For an example of some the real time stuff I am talking about please check out my Chaoslab & Chaoslab2 (alpha).

Hope that is helpful.

Any one how thinks java is not a real contender in the game development world has there head in the sand and once you get used to the kid gloves that java provides you won''t miss C/C++ and all it hang ups (pointers? who needs em!). As JVM gets faster and PC''s get faster the performance issue with java will be less of an issue, not that I have noticed that much, most performane issues are due to bad design.
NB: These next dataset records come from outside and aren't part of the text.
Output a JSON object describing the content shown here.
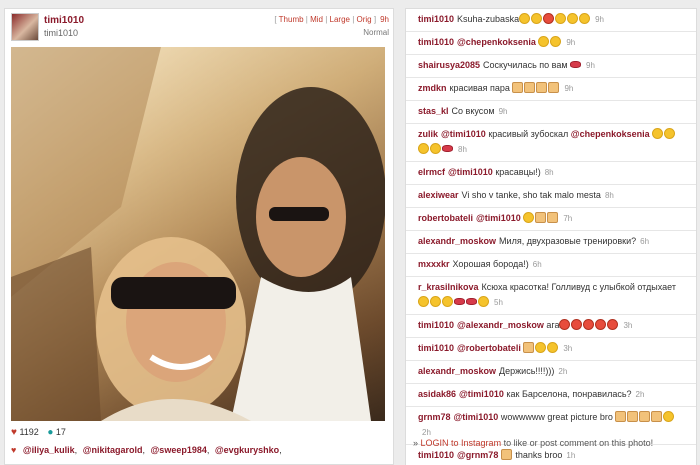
{
  "post": {
    "username": "timi1010",
    "display_name": "timi1010",
    "sizes": [
      "Thumb",
      "Mid",
      "Large",
      "Orig"
    ],
    "time_ago": "9h",
    "filter": "Normal",
    "likes": "1192",
    "comments_count": "17",
    "tags": [
      "@iliya_kulik",
      "@nikitagarold",
      "@sweep1984",
      "@evgkuryshko"
    ]
  },
  "comments": [
    {
      "user": "timi1010",
      "text": "Ksuha-zubaska",
      "time": "9h"
    },
    {
      "user": "timi1010",
      "mention": "@chepenkoksenia",
      "text": "",
      "time": "9h"
    },
    {
      "user": "shairusya2085",
      "text": "Соскучилась по вам",
      "time": "9h"
    },
    {
      "user": "zmdkn",
      "text": "красивая пара",
      "time": "9h"
    },
    {
      "user": "stas_kl",
      "text": "Со вкусом",
      "time": "9h"
    },
    {
      "user": "zulik",
      "mention": "@timi1010",
      "text": "красивый зубоскал",
      "mention2": "@chepenkoksenia",
      "time": "8h"
    },
    {
      "user": "elrmcf",
      "mention": "@timi1010",
      "text": "красавцы!)",
      "time": "8h"
    },
    {
      "user": "alexiwear",
      "text": "Vi sho v tanke, sho tak malo mesta",
      "time": "8h"
    },
    {
      "user": "robertobateli",
      "mention": "@timi1010",
      "text": "",
      "time": "7h"
    },
    {
      "user": "alexandr_moskow",
      "text": "Миля, двухразовые тренировки?",
      "time": "6h"
    },
    {
      "user": "mxxxkr",
      "text": "Хорошая борода!)",
      "time": "6h"
    },
    {
      "user": "r_krasilnikova",
      "text": "Ксюха красотка! Голливуд с улыбкой отдыхает",
      "time": "5h"
    },
    {
      "user": "timi1010",
      "mention": "@alexandr_moskow",
      "text": "ага",
      "time": "3h"
    },
    {
      "user": "timi1010",
      "mention": "@robertobateli",
      "text": "",
      "time": "3h"
    },
    {
      "user": "alexandr_moskow",
      "text": "Держись!!!!)))",
      "time": "2h"
    },
    {
      "user": "asidak86",
      "mention": "@timi1010",
      "text": "как Барселона, понравилась?",
      "time": "2h"
    },
    {
      "user": "grnm78",
      "mention": "@timi1010",
      "text": "wowwwww great picture bro",
      "time": "2h"
    },
    {
      "user": "timi1010",
      "mention": "@grnm78",
      "text": "thanks broo",
      "time": "1h"
    }
  ],
  "login": {
    "prefix": "»",
    "link": "LOGIN to Instagram",
    "suffix": "to like or post comment on this photo!"
  }
}
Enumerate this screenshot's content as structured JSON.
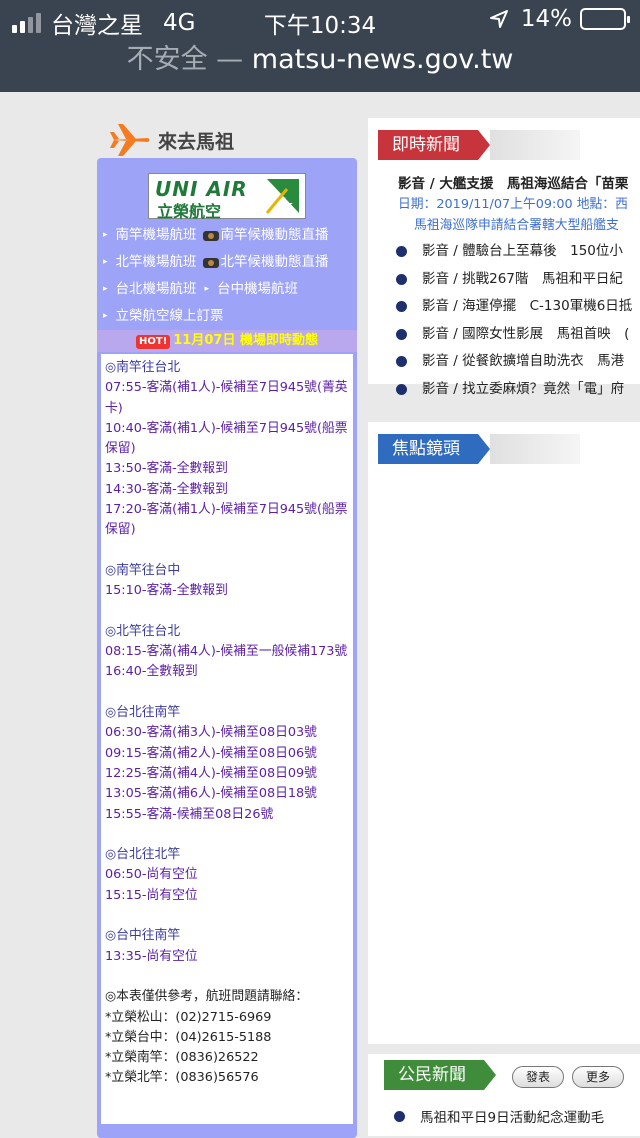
{
  "status": {
    "carrier": "台灣之星",
    "network": "4G",
    "time": "下午10:34",
    "battery": "14%",
    "battery_level": 0.14
  },
  "browser": {
    "insecure_label": "不安全 —",
    "domain": "matsu-news.gov.tw"
  },
  "goto": {
    "title": "來去馬祖"
  },
  "airline": {
    "name_en": "UNI AIR",
    "name_cn": "立榮航空"
  },
  "flight_links": [
    {
      "label": "南竿機場航班",
      "cam_label": "南竿候機動態直播"
    },
    {
      "label": "北竿機場航班",
      "cam_label": "北竿候機動態直播"
    },
    {
      "label": "台北機場航班",
      "second_label": "台中機場航班"
    },
    {
      "label": "立榮航空線上訂票"
    }
  ],
  "hot_bar": {
    "badge": "HOT!",
    "text": "11月07日 機場即時動態"
  },
  "schedule": [
    {
      "heading": "◎南竿往台北",
      "flights": [
        "07:55-客滿(補1人)-候補至7日945號(菁英卡)",
        "10:40-客滿(補1人)-候補至7日945號(船票保留)",
        "13:50-客滿-全數報到",
        "14:30-客滿-全數報到",
        "17:20-客滿(補1人)-候補至7日945號(船票保留)"
      ]
    },
    {
      "heading": "◎南竿往台中",
      "flights": [
        "15:10-客滿-全數報到"
      ]
    },
    {
      "heading": "◎北竿往台北",
      "flights": [
        "08:15-客滿(補4人)-候補至一般候補173號",
        "16:40-全數報到"
      ]
    },
    {
      "heading": "◎台北往南竿",
      "flights": [
        "06:30-客滿(補3人)-候補至08日03號",
        "09:15-客滿(補2人)-候補至08日06號",
        "12:25-客滿(補4人)-候補至08日09號",
        "13:05-客滿(補6人)-候補至08日18號",
        "15:55-客滿-候補至08日26號"
      ]
    },
    {
      "heading": "◎台北往北竿",
      "flights": [
        "06:50-尚有空位",
        "15:15-尚有空位"
      ]
    },
    {
      "heading": "◎台中往南竿",
      "flights": [
        "13:35-尚有空位"
      ]
    }
  ],
  "contact": {
    "heading": "◎本表僅供參考，航班問題請聯絡：",
    "lines": [
      "*立榮松山：(02)2715-6969",
      "*立榮台中：(04)2615-5188",
      "*立榮南竿：(0836)26522",
      "*立榮北竿：(0836)56576"
    ]
  },
  "news": {
    "tab": "即時新聞",
    "main_title": "影音 / 大艦支援　馬祖海巡結合「苗栗",
    "main_date": "日期：2019/11/07上午09:00 地點：西",
    "main_sub": "馬祖海巡隊申請結合署轄大型船艦支",
    "items": [
      "影音 / 體驗台上至幕後　150位小",
      "影音 / 挑戰267階　馬祖和平日紀",
      "影音 / 海運停擺　C-130軍機6日抵",
      "影音 / 國際女性影展　馬祖首映　(",
      "影音 / 從餐飲擴增自助洗衣　馬港",
      "影音 / 找立委麻煩？竟然「電」府"
    ]
  },
  "focus": {
    "tab": "焦點鏡頭"
  },
  "civic": {
    "tab": "公民新聞",
    "post_button": "發表",
    "more_button": "更多",
    "item": "馬祖和平日9日活動紀念運動毛"
  }
}
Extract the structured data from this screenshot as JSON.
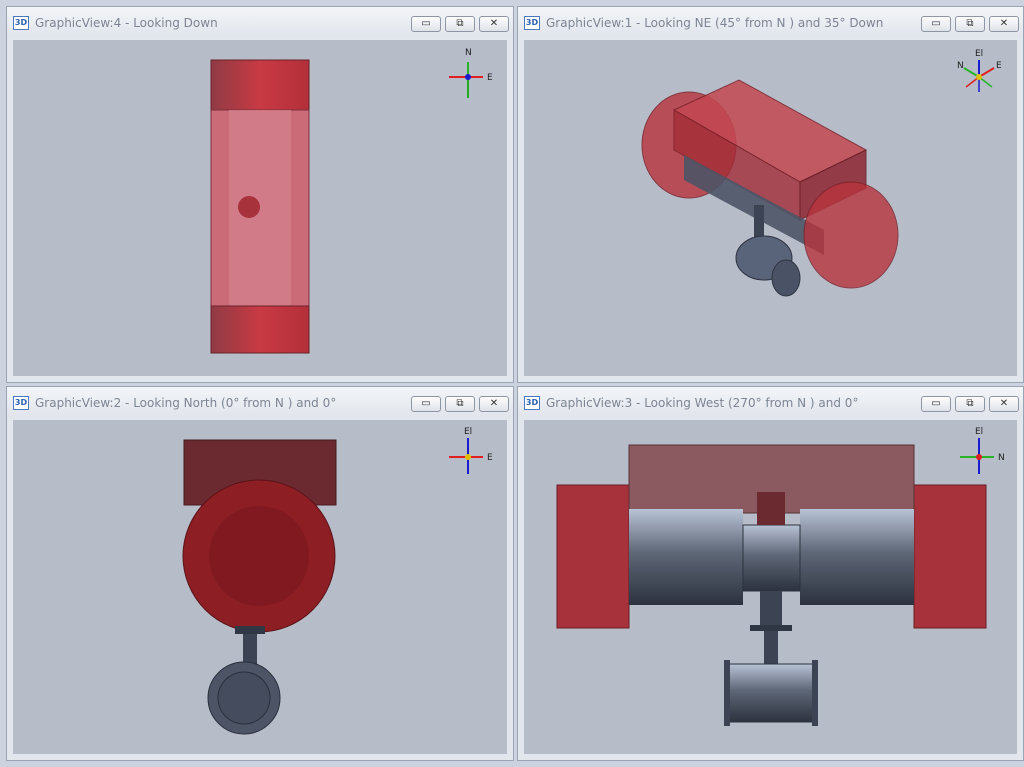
{
  "panes": [
    {
      "title": "GraphicView:4 - Looking Down",
      "icon_label": "3D"
    },
    {
      "title": "GraphicView:1 - Looking NE (45° from N ) and 35° Down",
      "icon_label": "3D"
    },
    {
      "title": "GraphicView:2 - Looking North (0° from N ) and 0°",
      "icon_label": "3D"
    },
    {
      "title": "GraphicView:3 - Looking West (270° from N ) and 0°",
      "icon_label": "3D"
    }
  ],
  "window_buttons": {
    "minimize": "▭",
    "restore": "⧉",
    "close": "✕"
  },
  "axes": {
    "view4": {
      "up": "N",
      "right": "E",
      "center": "El"
    },
    "view1": {
      "up": "El",
      "left": "N",
      "right": "E"
    },
    "view2": {
      "up": "El",
      "right": "E"
    },
    "view3": {
      "up": "El",
      "right": "N"
    }
  },
  "colors": {
    "viewport_bg": "#b6bdc9",
    "pane_chrome": "#e2e6ed",
    "title_text": "#7d8594",
    "body_red": "#b42a33",
    "pipe_steel": "#4a5363",
    "axis_green": "#27b427",
    "axis_red": "#e02020",
    "axis_blue": "#1a1ad0"
  }
}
Oh yeah and one last thing, I would suggest getting Opera as it is a wonderful browser as an alternative to IE (which still has the faster JVM by far!) as stuff that works in Opera will work in NS and Opera is much more of a better user epxerience compared to NS. At the end of the day I use IE the most as its the fastest but I still test stuff in Opera to make sure it is truly cross platform compatible and since it uses the Sun Hot Spot JVM 1.3.1 you know your code will be good on other plats (not that I have had many problems outside of small descrepancies on the IMACS).